Die Bungalows waren jugendherbergsmäßig eingerichtet: wir hatten Stockbetten, Kasten für Kleinkram, soweit ich mich erinnere, lebten wir aus dem Rucksack. Wir hatten dann alle unser Taschengeld in Lire, und ich weiß noch, wie reich ich mich dann immer fühlte, weil es waren immer ein paar Hundert Lire, wo das deutsche Taschengeld doch nur so wenig Mark ausgemacht hat. :cool:

Es gab viele Bungalows, und es gab viele Kinder aus den anderen Ländern. Gegessen wurde draußen an überdachten Tischen. Ich liebte am meisten die Frühstücke, weil die Brötchen so riesig waren – mindestens 3 x so groß wie die zu Hause, innen drin hohl mit einem Teigknubbel, den ich immer rausfrikkelte und aß, so daß nur noch die knusprige Hülle übrig blieb. Und den Kakao gab's nicht in Tassen, sondern in so einer Art henkelloser Müslischalen aus Plastik... schmeckte eklig, aber ich fand's schick :cool:

Nach der Ankunft wurde erstmal ausgepackt, dann war Briefeschreiben angesagt: jedes Kind hatte eine abgezählte Anzahl von linierten Briefbögen dabei sowie Briefumschläge und durchsichtige Kugelschreiber. Nichts Besonderes, außer für mich, weil: den Duft von Papier und allem, was irgendwie mit Schreibwaren zu tun hatte, hab ich immer geliebt, ich bin heute noch bissl süchtig danach und könnte mich stundenlang in Schreibwarengeschäften tummeln... :oops:

Jeden Tag waren Ausflüge geplant, oft auf einen Berg, dann ging's schon sehr früh los, weil: auf Gipfeln oder Berghütten muß man immer vor Mittag ankommen. Es waren große Touren, oft über die Baumgrenze hinaus, es waren Touren dabei, wo bereits um 9 oder 10 Uhr die Oberschenkel brannten wie Feuer, die Füße in den Bergstiefeln erste Blasen hatten, aber Rast wurde immer nur für ein paar Minuten gemacht, weil: wer lange rastet, wird müde, die große Rast mit Jause (jaja, so hieß das! :mrgreen:) wurde erst am Zielort gemacht. Die Jausen waren immer das Beste für mich – ich oller Fresssack war da besonders glücklich, weil: die Brote waren immer mit Wurst und Käse belegt, ich war nie so ein Süßesser, außerdem gab's italienische Tomaten, die ich nicht besonders mochte, aber manchmal hatte ich das Glück und fand jemanden, der mir dafür eine Stulle eintauschte. :cool:

So sehr ich die Aufstiege auch haßte: oben, nach dem ersten Ausruhen, war's immer klasse. Man konnte runterschauen, manchmal sah man bis ins Tal, oft auch nur bis zur Wolkenschicht, die alles versteckte, die Wege waren manchmal sehr schmal und dann konnte man einen steilen Geröllhang nach unten in die Wolken verschwinden sehen. Einmal gab's einen heftigen Anschiß, weiß ich ein Kieselsteinchen nach unten geworfen hatte, und mir wurde erklärt, daß das kleine Steinchen vielleicht schon zu einer großen Gesteinslawine angewachsen sein würde, bis es unten im Tal ankam. An dem Tag war ich sehr erleichtert, als wir am Ort im Tal ankamen und ich sehen konnte, daß es nicht unter einer Geröll-Lawine verschüttet war.

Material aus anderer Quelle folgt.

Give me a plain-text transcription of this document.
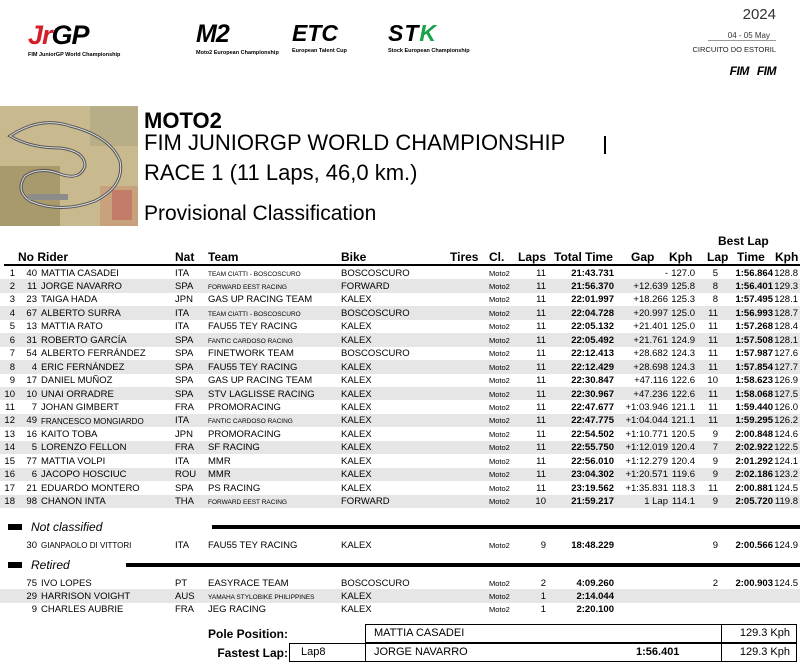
JrGP
FIM JuniorGP World Championship
M2
Moto2 European Championship
ETC
European Talent Cup
STK
Stock European Championship
2024
04 - 05 May
CIRCUITO DO ESTORIL
FIM FIM
MOTO2
FIM JUNIORGP WORLD CHAMPIONSHIP
RACE 1 (11 Laps, 46,0 km.)
Provisional Classification
Best Lap
No Rider	Nat Team	Bike	Tires Cl. Laps Total Time Gap Kph Lap Time Kph
1	40 MATTIA CASADEI	ITA	TEAM CIATTI - BOSCOSCURO	BOSCOSCURO	Moto2	11	21:43.731	- 127.0	5	1:56.864 128.8
2	11 JORGE NAVARRO	SPA FORWARD EEST RACING	FORWARD	Moto2	11	21:56.370	+12.639 125.8	8	1:56.401 129.3
3	23 TAIGA HADA	JPN GAS UP RACING TEAM	KALEX	Moto2	11	22:01.997	+18.266 125.3	8	1:57.495 128.1
4	67 ALBERTO SURRA	ITA	TEAM CIATTI - BOSCOSCURO	BOSCOSCURO	Moto2	11	22:04.728	+20.997 125.0	11	1:56.993 128.7
5	13 MATTIA RATO	ITA FAU55 TEY RACING	KALEX	Moto2	11	22:05.132	+21.401 125.0	11	1:57.268 128.4
6	31 ROBERTO GARCÍA	SPA FANTIC CARDOSO RACING	KALEX	Moto2	11	22:05.492	+21.761 124.9	11	1:57.508 128.1
7	54 ALBERTO FERRÁNDEZ	SPA FINETWORK TEAM	BOSCOSCURO	Moto2	11	22:12.413	+28.682 124.3	11	1:57.987 127.6
8	4 ERIC FERNÁNDEZ	SPA FAU55 TEY RACING	KALEX	Moto2	11	22:12.429	+28.698 124.3	11	1:57.854 127.7
9	17 DANIEL MUÑOZ	SPA GAS UP RACING TEAM	KALEX	Moto2	11	22:30.847	+47.116 122.6	10	1:58.623 126.9
10	10 UNAI ORRADRE	SPA STV LAGLISSE RACING	KALEX	Moto2	11	22:30.967	+47.236 122.6	11	1:58.068 127.5
11	7 JOHAN GIMBERT	FRA PROMORACING	KALEX	Moto2	11	22:47.677	+1:03.946 121.1	11	1:59.440 126.0
12	49 FRANCESCO MONGIARDO	ITA	FANTIC CARDOSO RACING	KALEX	Moto2	11	22:47.775	+1:04.044 121.1	11	1:59.295 126.2
13	16 KAITO TOBA	JPN PROMORACING	KALEX	Moto2	11	22:54.502	+1:10.771 120.5	9	2:00.848 124.6
14	5 LORENZO FELLON	FRA SF RACING	KALEX	Moto2	11	22:55.750	+1:12.019 120.4	7	2:02.922 122.5
15	77 MATTIA VOLPI	ITA MMR	KALEX	Moto2	11	22:56.010	+1:12.279 120.4	9	2:01.292 124.1
16	6 JACOPO HOSCIUC	ROU MMR	KALEX	Moto2	11	23:04.302	+1:20.571 119.6	9	2:02.186 123.2
17	21 EDUARDO MONTERO	SPA PS RACING	KALEX	Moto2	11	23:19.562	+1:35.831 118.3	11	2:00.881 124.5
18	98 CHANON INTA	THA FORWARD EEST RACING	FORWARD	Moto2	10	21:59.217	1 Lap 114.1	9	2:05.720 119.8
Not classified
30 GIANPAOLO DI VITTORI	ITA FAU55 TEY RACING	KALEX	Moto2	9	18:48.229	9	2:00.566 124.9
Retired
75 IVO LOPES	PT EASYRACE TEAM	BOSCOSCURO	Moto2	2	4:09.260	2	2:00.903 124.5
29 HARRISON VOIGHT	AUS YAMAHA STYLOBIKE PHILIPPINES	KALEX	Moto2	1	2:14.044
9 CHARLES AUBRIE	FRA JEG RACING	KALEX	Moto2	1	2:20.100
Pole Position:	MATTIA CASADEI	129.3 Kph
Fastest Lap: Lap8	JORGE NAVARRO	1:56.401	129.3 Kph
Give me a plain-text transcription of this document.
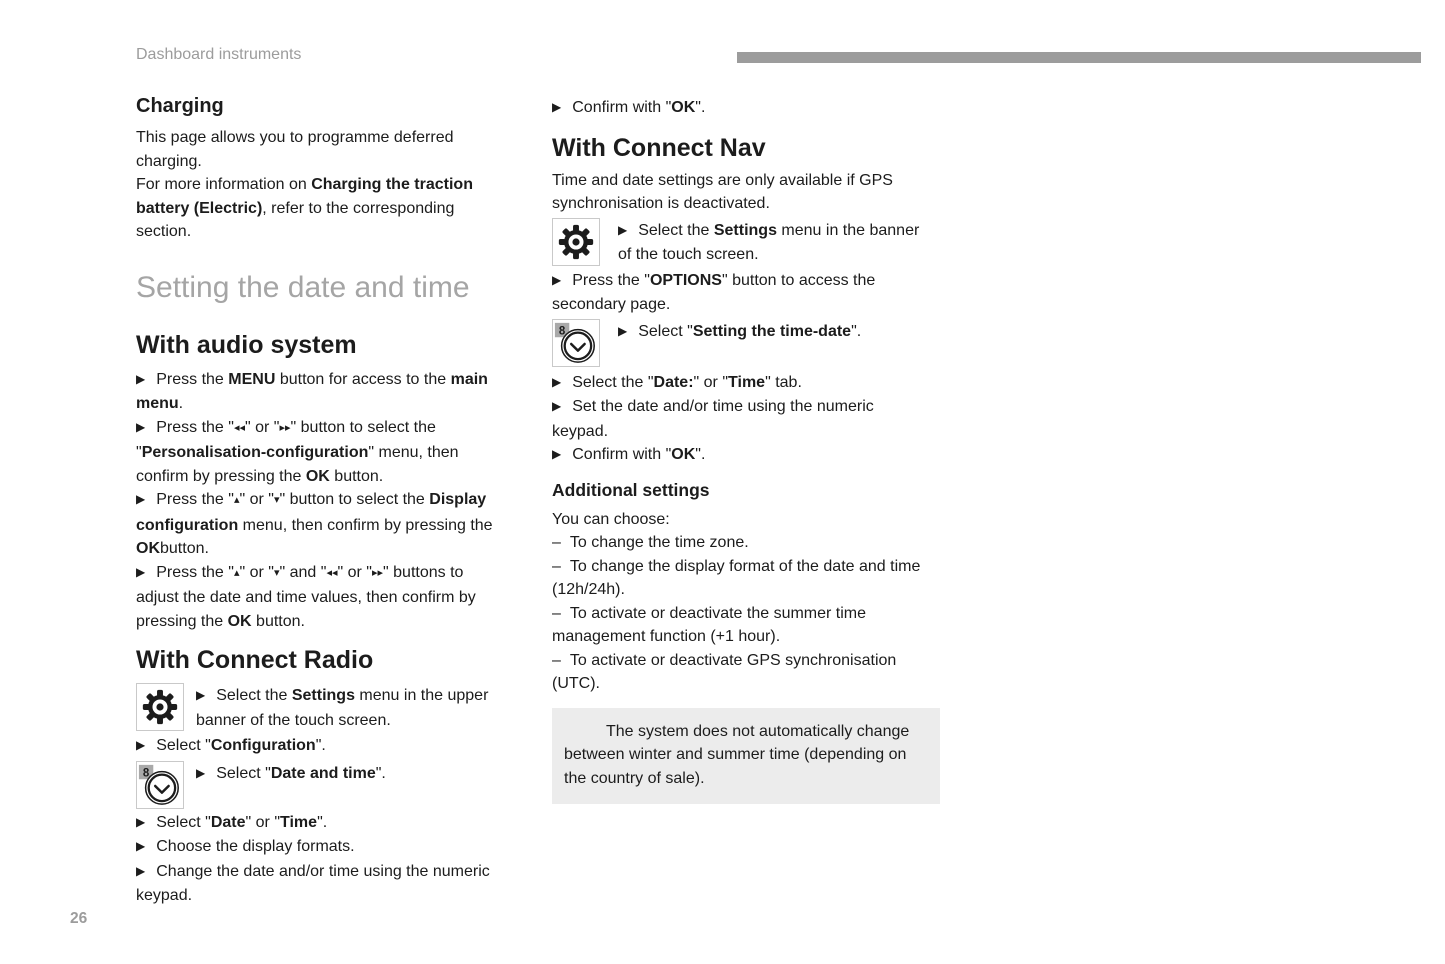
Dashboard instruments
Charging

This page allows you to programme deferred charging.

For more information on Charging the traction battery (Electric), refer to the corresponding section.

Setting the date and time
With audio system

▶ Press the MENU button for access to the main menu.

▶ Press the "◂◂" or "▸▸" button to select the "Personalisation-configuration" menu, then confirm by pressing the OK button.

▶ Press the "▴" or "▾" button to select the Display configuration menu, then confirm by pressing the OKbutton.

▶ Press the "▴" or "▾" and "◂◂" or "▸▸" buttons to adjust the date and time values, then confirm by pressing the OK button.

With Connect Radio

▶ Select the Settings menu in the upper banner of the touch screen.

▶ Select "Configuration".

8	▶ Select "Date and time".

▶ Select "Date" or "Time".

▶ Choose the display formats.

▶ Change the date and/or time using the numeric keypad.

▶ Confirm with "OK".

With Connect Nav

Time and date settings are only available if GPS synchronisation is deactivated.

▶ Select the Settings menu in the banner of the touch screen.

▶ Press the "OPTIONS" button to access the secondary page.

8	▶ Select "Setting the time-date".

▶ Select the "Date:" or "Time" tab.

▶ Set the date and/or time using the numeric keypad.

▶ Confirm with "OK".

Additional settings

You can choose:

– To change the time zone.

– To change the display format of the date and time (12h/24h).

– To activate or deactivate the summer time management function (+1 hour).

– To activate or deactivate GPS synchronisation (UTC).

The system does not automatically change between winter and summer time (depending on the country of sale).
26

Als wir vorhin hier auf dem Schneeberg ankamen, habe ich eine Kindheitserinnerung wiedergefunden: Regencapes! So große, ponchoartige, weite Umhänge mit Kapuze, dünn und durchsichtig... solche hatten wir immer in den Rucksäcken dabei, und manchmal haben wir die auf dem Berg auch gebraucht, das Wetter war schon ziemlich oft unbeständig.

So anstrengend ich auch die Aufstiege fand: den Abstieg hab ich immer gefürchtet. Ich hatte zwar keine Höhenangst, der Blick in die Tiefen war für mich immer aufregend-spannend: das Heruntergehen vom Berg war schmerzhaft, die Oberschenkel schrieen förmlich „AUA!“ :mrgreen:

Wir hatten dann ein Lied, das wir immer und immer wieder sangen, um uns den Abstieg zu verkürzen (und vermutlich, um den Praktikantinnen das Gejammer über Auas zu ersparen), das ging so:

„Wenn ich auf Wanderschaft geh, ja geh,
dann tut mir der Zeh so weh!
Ja der Zeh tut mir weh
wenn ich auf Wanderschaft geh!“

Das Lied war lang, weil: es tat ja nicht nur der Zeh weh, sondern auch die Waden wie Rouladen, und der Schenkel wie zwei Henkel und der Po wie ein Floh usw. bis hinauf zu den Ohren – am Ende hatte das Lied endlos lange Refrains, wir waren atemlos, aber die Wehwehchen haben wir auf diese Weise zugunsten der Reime immer vergessen :mrgreen:

Damit will ich für heute aufhören, weiß ja nicht mal, ob euch diese Gschichtln interessieren... es hat Spaß gemacht, mich an diese im Rückblick eigentlich doch tollen Ferien zu erinnern, und ich hab noch so einige davon im Gedächtnisspeicher... ned alles war früher besser, aber so im Rückblick merk ich doch, daß immer wieder ein paar Stücke „heile“ Welt durchblitzen.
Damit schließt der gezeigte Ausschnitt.